I have a number of devices which are not up all the time, and frequently their leases expire. They are entered as reservations with a fixed IP address and name associated with the MAC address. They end up like this in /etc/config/dhcp
config host
option name 'GuestBedroomMini'
option dns '1'
option mac '38:8B:59:84:D9:04'
option ip '192.168.132.14'
When the lease is outstanding the DNS name is defined and resolves, but it does not when the lease is not outstanding. It appears necessary to enter either a "config domain" entry in that file, or an entry in /etc/hosts. Which is somewhat duplicative.
I've tried reviewing all the dhcp/dnsmasq options and have not seen one that says, essentially, resolve name even if lease not outstanding.
Is it indeed necessary to define in two places to have both DHCP work, and DNS work with inactive static reservation?

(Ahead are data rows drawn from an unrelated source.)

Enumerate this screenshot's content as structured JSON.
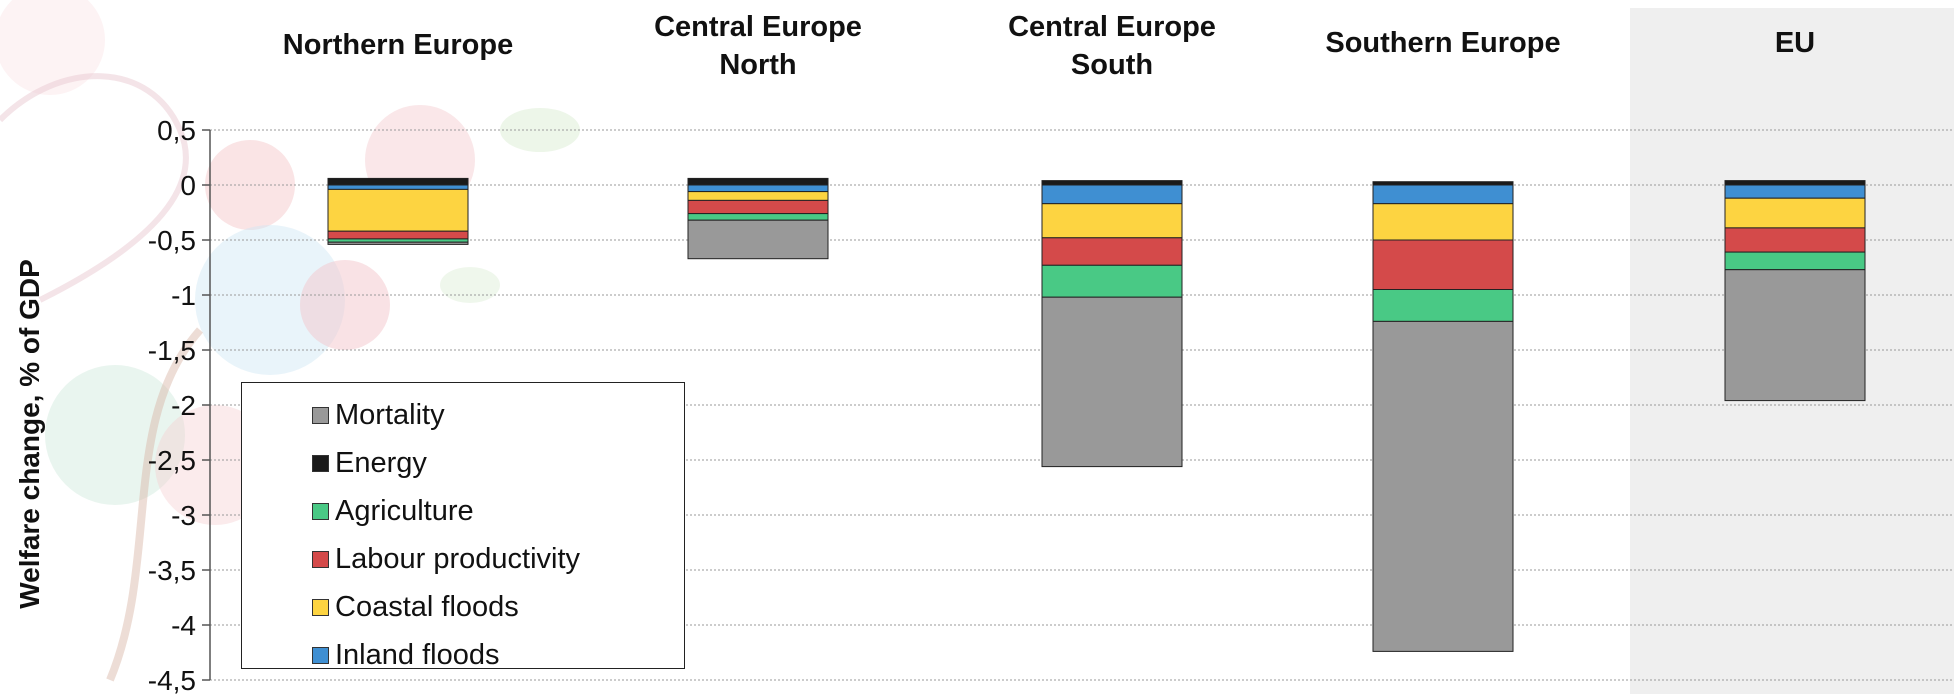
{
  "chart_data": {
    "type": "bar",
    "stacked": true,
    "title": "",
    "xlabel": "",
    "ylabel": "Welfare change, % of GDP",
    "ylim": [
      -4.5,
      0.5
    ],
    "ytick_step": 0.5,
    "yticks": [
      "0,5",
      "0",
      "-0,5",
      "-1",
      "-1,5",
      "-2",
      "-2,5",
      "-3",
      "-3,5",
      "-4",
      "-4,5"
    ],
    "grid": true,
    "legend_position": "bottom-left",
    "categories": [
      "Northern Europe",
      "Central Europe\nNorth",
      "Central Europe\nSouth",
      "Southern Europe",
      "EU"
    ],
    "series": [
      {
        "name": "Energy",
        "color": "#1a1a1a",
        "values": [
          0.06,
          0.06,
          0.04,
          0.03,
          0.04
        ]
      },
      {
        "name": "Inland floods",
        "color": "#3f8fd2",
        "values": [
          -0.04,
          -0.06,
          -0.17,
          -0.17,
          -0.12
        ]
      },
      {
        "name": "Coastal floods",
        "color": "#fdd441",
        "values": [
          -0.38,
          -0.08,
          -0.31,
          -0.33,
          -0.27
        ]
      },
      {
        "name": "Labour productivity",
        "color": "#d44a4a",
        "values": [
          -0.07,
          -0.12,
          -0.25,
          -0.45,
          -0.22
        ]
      },
      {
        "name": "Agriculture",
        "color": "#49c985",
        "values": [
          -0.03,
          -0.06,
          -0.29,
          -0.29,
          -0.16
        ]
      },
      {
        "name": "Mortality",
        "color": "#999999",
        "values": [
          -0.02,
          -0.35,
          -1.54,
          -3.0,
          -1.19
        ]
      }
    ],
    "legend_order": [
      "Mortality",
      "Energy",
      "Agriculture",
      "Labour productivity",
      "Coastal floods",
      "Inland floods"
    ]
  }
}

discovery hasn't been powered on since the last reboot of my router, accordingly there is no active dynamic lease, just the preconfigured static lease:
Make sure that you configure the correct domain and that your clients actually accept this search domain, as part of their DHCP lease (e.g. systemd-networkd does not, unless explicitly configured to UseDomains=yes). Otherwise you'd have to use the fully qualified domain name instead, e.g. guestbedroommini.lan..
I tested it from a cold start with no leases and it did not work for me (and I have that setting which is the default). I did see it continue to resolve after a lease was deleted manually. I think maybe it's being cached.

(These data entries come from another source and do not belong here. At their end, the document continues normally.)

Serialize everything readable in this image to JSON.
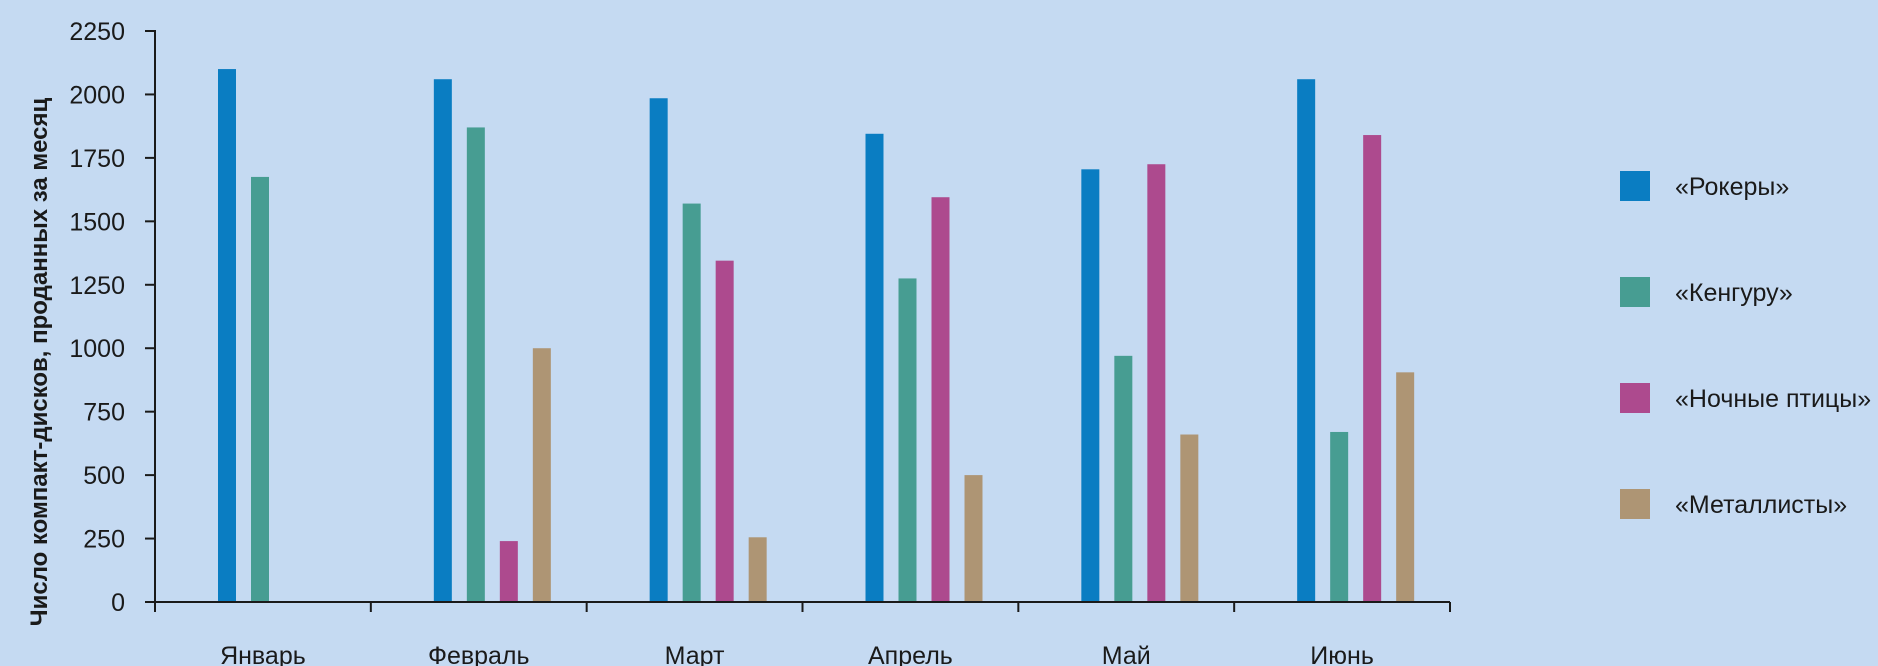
{
  "chart_data": {
    "type": "bar",
    "title": "",
    "xlabel": "",
    "ylabel": "Число компакт-дисков, проданных за месяц",
    "ylim": [
      0,
      2250
    ],
    "yticks": [
      0,
      250,
      500,
      750,
      1000,
      1250,
      1500,
      1750,
      2000,
      2250
    ],
    "grid": false,
    "legend_position": "right",
    "categories": [
      "Январь",
      "Февраль",
      "Март",
      "Апрель",
      "Май",
      "Июнь"
    ],
    "series": [
      {
        "name": "«Рокеры»",
        "color": "#0a7dc2",
        "values": [
          2100,
          2060,
          1985,
          1845,
          1705,
          2060
        ]
      },
      {
        "name": "«Кенгуру»",
        "color": "#479d92",
        "values": [
          1675,
          1870,
          1570,
          1275,
          970,
          670
        ]
      },
      {
        "name": "«Ночные птицы»",
        "color": "#ad4a8e",
        "values": [
          null,
          240,
          1345,
          1595,
          1725,
          1840
        ]
      },
      {
        "name": "«Металлисты»",
        "color": "#ae9574",
        "values": [
          null,
          1000,
          255,
          500,
          660,
          905
        ]
      }
    ]
  }
}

It's not a domain/naming issue, the name resolves immediately with the same nslookup if I turn the device on and it pulls an IP.
This is a well-known behavior for the dhcp-host option which requires to duplicate host names with the host-record option to resolve names for inactive leases.

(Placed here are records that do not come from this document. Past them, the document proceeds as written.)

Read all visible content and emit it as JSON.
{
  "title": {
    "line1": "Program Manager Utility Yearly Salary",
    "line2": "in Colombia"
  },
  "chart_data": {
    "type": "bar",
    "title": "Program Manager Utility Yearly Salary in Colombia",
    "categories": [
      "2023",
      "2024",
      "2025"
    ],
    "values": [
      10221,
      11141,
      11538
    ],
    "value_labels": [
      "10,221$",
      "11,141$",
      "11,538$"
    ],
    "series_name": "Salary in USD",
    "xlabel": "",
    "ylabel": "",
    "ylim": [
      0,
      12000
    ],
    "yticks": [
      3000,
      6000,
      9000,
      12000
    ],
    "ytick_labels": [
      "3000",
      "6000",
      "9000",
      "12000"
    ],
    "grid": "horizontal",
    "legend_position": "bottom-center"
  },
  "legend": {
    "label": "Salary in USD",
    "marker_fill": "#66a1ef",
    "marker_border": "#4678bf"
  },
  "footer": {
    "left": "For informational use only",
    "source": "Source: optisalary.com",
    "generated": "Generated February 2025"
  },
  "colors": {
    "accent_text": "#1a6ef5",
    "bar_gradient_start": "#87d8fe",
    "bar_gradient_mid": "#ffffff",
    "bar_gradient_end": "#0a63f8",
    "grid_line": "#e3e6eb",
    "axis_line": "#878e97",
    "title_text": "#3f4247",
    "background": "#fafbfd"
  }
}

However, OpenWrt Dnsmasq init script should allow to resolve FQDN anyway:
Thanks, @vgaetera , if I understand you, you are saying it really should work anyway. Let me set up another clean test and try it. I found that code, and mine differs a lot at the top, I think that's recent additions. The code referenced is present and that gives me a good idea how it should function. More to follow when I get some time to experiment.
I did a fresh reboot, and it does come up with all the names resolving. In other words I can't reproduce it at the moment. Restarting the service (which is how I was testing) and restarting the router now both yield resolution.
But I am certain I had a situation where an inactive leased item would not resolve. I just don't know how it came to be in that situation.
I'll post more if I figure that out, but thank you and for now it appears to work just fine.
I'm not having an issue with domain suffixes, I'm aware of how all that works. My problem was lack of resolution, period. But I can't reproduce it now. I'm trying though.